A young boy then came forward. He had found the notebook but hadn’t known what to do with it so had put it in the main donation box at the foot of Lord Badrinath in the temple…. which was closed. Naresh called us back into the complex and we waited. We gained fresh red teekas (or bindis) between our eyebrows and more handfuls of sticky white sugar balls and showered the young hero, Shriansh (which fittingly means Part of God) with all the muesli bars we could scramble together from the bottom of our bags.
By now, people were very keen to help, including the priest. When the temple finally re-opened, we were all ushered in. The bright viridian green of the notebook cover could be spotted through the glass walls of the donation box, nestling on a bed of faded rupee notes. So close and yet… Only one man had the authority to open the box. A District Officer (DO) based 200 km away. He was the sole person to hold a key. And he came to Badrinath just once a month.
That was the point when Naresh, who hadn’t planned on praying that day, asked the deity of Lord Badrinath to help us, just as some of us had already been asking St Anthony, the Christian finder of lost objects. One, or both, stepped in.
The priest told Naresh to look behind him. There was the DO. Not on his official monthly visit, but by some serendipitous miracle, he had come to pray that day. He willingly fished the key out of his pocket and a little while later, a policewoman handed me my precious notebook. Hugs, tears, smiles and many clasped hands and bows followed… ridiculous really, but we all knew the true value of these spiral-bound pages.
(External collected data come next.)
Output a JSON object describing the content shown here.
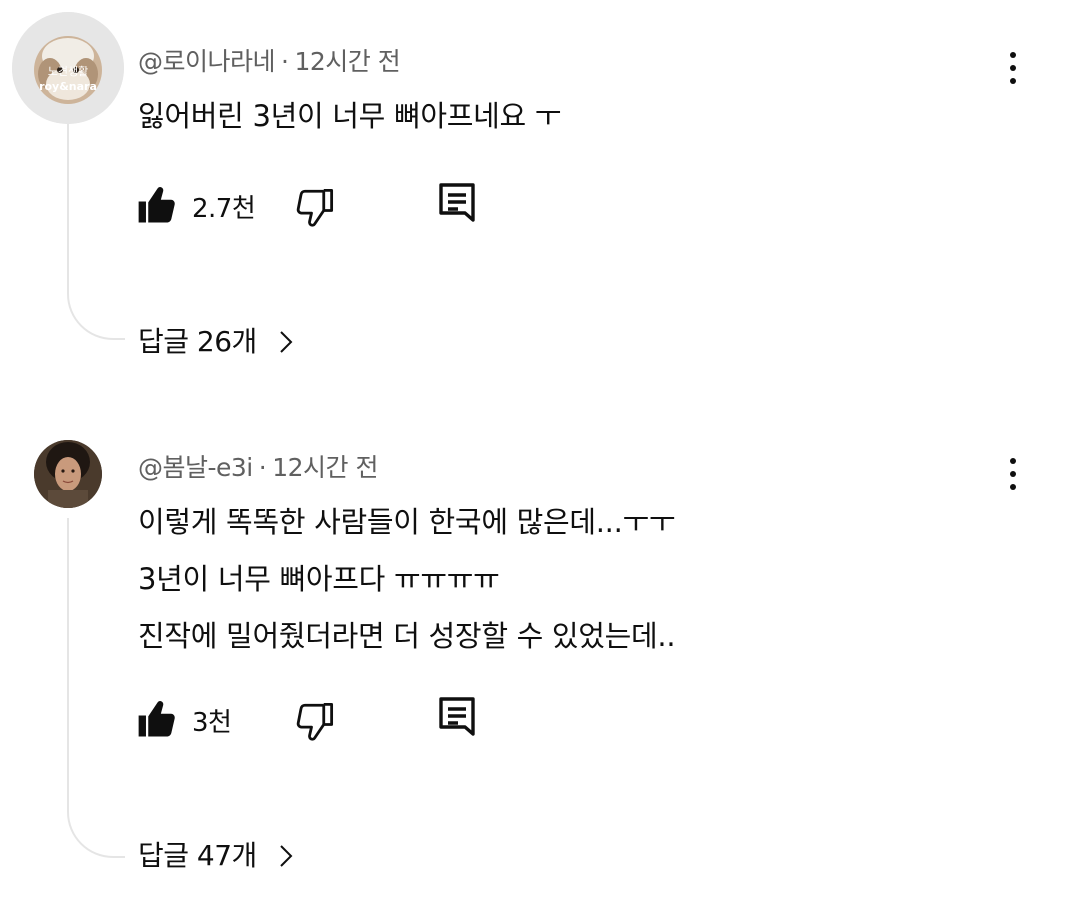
{
  "comments": [
    {
      "author": "@로이나라네",
      "separator": "·",
      "time": "12시간 전",
      "avatar_text": {
        "line1": "노견생활",
        "line2": "roy&nara"
      },
      "lines": [
        "잃어버린 3년이 너무 뼈아프네요 ㅜ"
      ],
      "likes": "2.7천",
      "replies_label": "답글 26개"
    },
    {
      "author": "@봄날-e3i",
      "separator": "·",
      "time": "12시간 전",
      "lines": [
        "이렇게 똑똑한 사람들이 한국에 많은데...ㅜㅜ",
        "3년이 너무 뼈아프다 ㅠㅠㅠㅠ",
        "진작에 밀어줬더라면 더 성장할 수 있었는데.."
      ],
      "likes": "3천",
      "replies_label": "답글 47개"
    }
  ],
  "icons": {
    "like": "thumbs-up-filled-icon",
    "dislike": "thumbs-down-outline-icon",
    "reply": "reply-comment-icon",
    "more": "more-vertical-icon",
    "expand": "chevron-right-icon"
  },
  "colors": {
    "text": "#0f0f0f",
    "meta": "#606060",
    "thread_line": "#e5e5e5",
    "background": "#ffffff"
  }
}
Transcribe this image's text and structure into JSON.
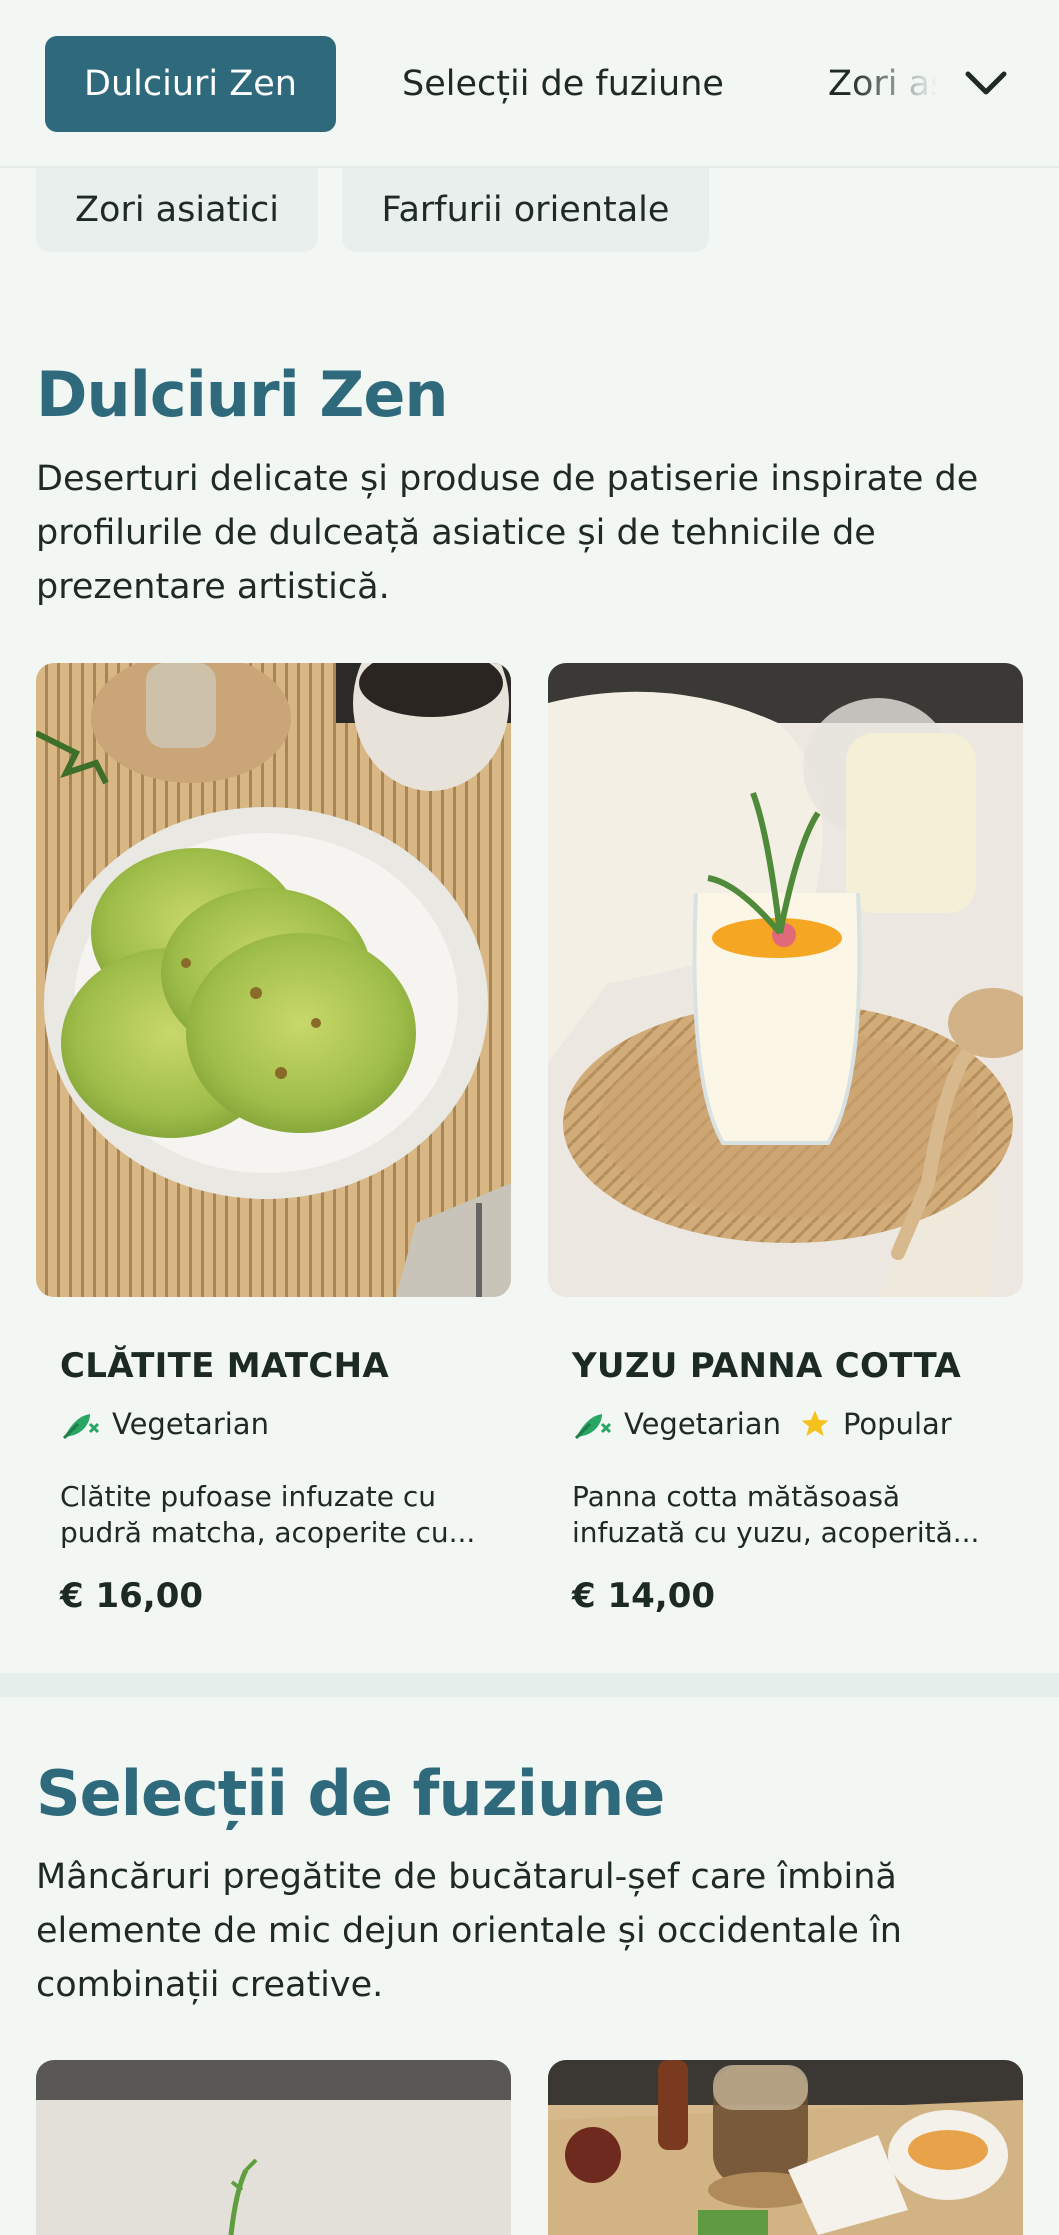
{
  "categories": {
    "active": "Dulciuri Zen",
    "second": "Selecții de fuziune",
    "third_partial": "Zori asiatici",
    "row2": [
      "Zori asiatici",
      "Farfurii orientale"
    ]
  },
  "sections": [
    {
      "title": "Dulciuri Zen",
      "description": "Deserturi delicate și produse de patiserie inspirate de profilurile de dulceață asiatice și de tehnicile de prezentare artistică.",
      "items": [
        {
          "name": "CLĂTITE MATCHA",
          "tags": [
            {
              "icon": "vegetarian-icon",
              "label": "Vegetarian"
            }
          ],
          "description": "Clătite pufoase infuzate cu pudră matcha, acoperite cu...",
          "price": "€ 16,00"
        },
        {
          "name": "YUZU PANNA COTTA",
          "tags": [
            {
              "icon": "vegetarian-icon",
              "label": "Vegetarian"
            },
            {
              "icon": "star-icon",
              "label": "Popular"
            }
          ],
          "description": "Panna cotta mătăsoasă infuzată cu yuzu, acoperită...",
          "price": "€ 14,00"
        }
      ]
    },
    {
      "title": "Selecții de fuziune",
      "description": "Mâncăruri pregătite de bucătarul-șef care îmbină elemente de mic dejun orientale și occidentale în combinații creative."
    }
  ],
  "colors": {
    "accent": "#2e6a7c",
    "background": "#f2f7f4",
    "vegetarian": "#2aa664",
    "star": "#f5c21b"
  }
}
Each one of us will interpret this story differently. For some it might be a random string of events with a lucky outcome. For others it might be evidence of God, a sign that Joan was watching over us, a meant-to-be moment or proof of the power of stories that need to be told. Meaning, just like beauty and truth, is made within. For me personally, the magic of the story lies in the glimpse it gave me of a huge force for good that works behind the scenes we snap with our phones and try to capture in words. Like the evasive Himalayan peaks – or ‘Majesties’ as Joan called them – that briefly appeared in their full glory between parted clouds only to vanish again, this benign power shone through the many eyes that sought contact and connection. It was what I saw in the faces that so readily broke into smiles and laughter; in the hearts that were wide, wide open inviting us to open ours too.